Although I made sure the book I wrote (Memoirs of a Middle-aged Hummingbird) is available on devices like Kindle and Sony Reader, I still like to curl up on a couch or bed, or best of all on the chaise lounge on my plant-filled patio, with a good book. Entering the world the book presents to me, I travel vicariously, happily, and inexpensively to the realms of fiction and non-fiction. Sometimes the book presents totally new worlds to me, and sometimes it reminds me of people and places I have personally known.

"Shanghai Girls," the newest book by Lisa See, recently transported me back to China. Having spent so much time in China since 1988, I knowingly nodded my head yes when it described aspects of Chinese culture I have become accustomed to, and it added details of history I had heard of before, but didn't know well. Personally struggling to try my hand at writing fiction now, I was intrigued by the characters she developed to tell her story. Since I had only one brother and no sisters, I could only imagine the strength of the relationship of the two sisters in the book (the translation of the book in Chinese is actually called "Shanghai Sisters") who shared so much love and pain spanning their childhoods and adult years.

But that's what good books do -- they engage us totally for the hours we sit with them.
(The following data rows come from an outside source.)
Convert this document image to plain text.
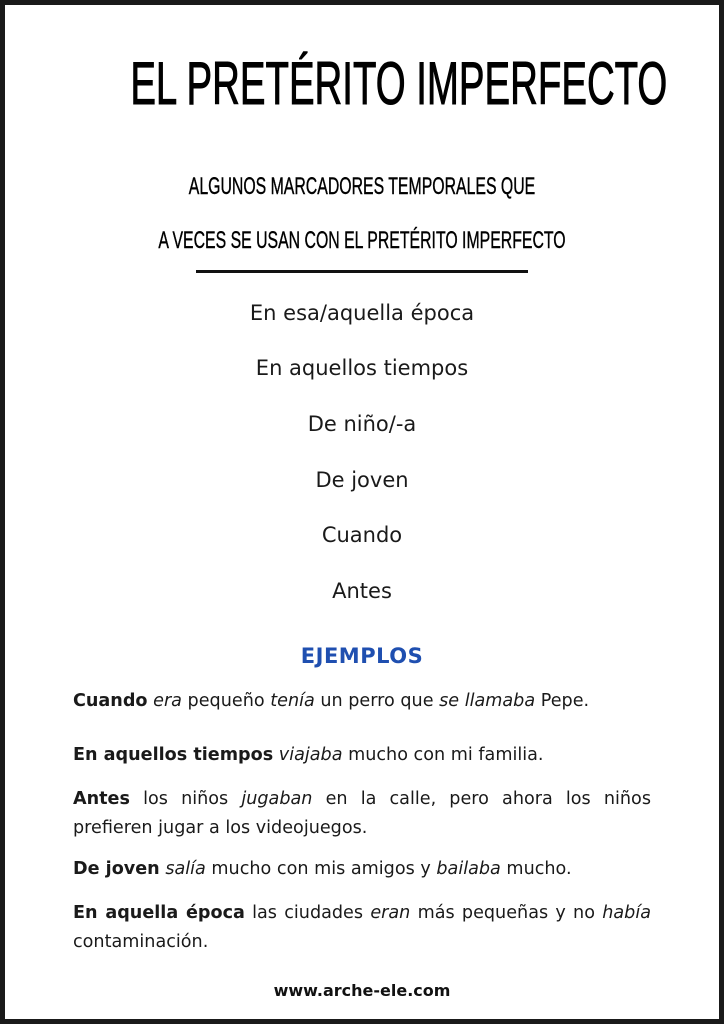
EL PRETÉRITO IMPERFECTO
ALGUNOS MARCADORES TEMPORALES QUE
A VECES SE USAN CON EL PRETÉRITO IMPERFECTO
En esa/aquella época
En aquellos tiempos
De niño/-a
De joven
Cuando
Antes
EJEMPLOS

Cuando era pequeño tenía un perro que se llamaba Pepe.

En aquellos tiempos viajaba mucho con mi familia.

Antes los niños jugaban en la calle, pero ahora los niños prefieren jugar a los videojuegos.

De joven salía mucho con mis amigos y bailaba mucho.

En aquella época las ciudades eran más pequeñas y no había contaminación.

www.arche-ele.com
They allow us to enter worlds we can never participate in. They give us ideas we may never have thought of. They broaden our perspective as well as our knowledge, make us laugh, cry, wonder. In contrast to movies, books give our imaginations the opportunity to visualize the people and places in them.

Public libraries are indeed the best buy in town.

1 comment:

  1. I doubt is electronics media will ever be able to totally replace books -- for the reasons you mention.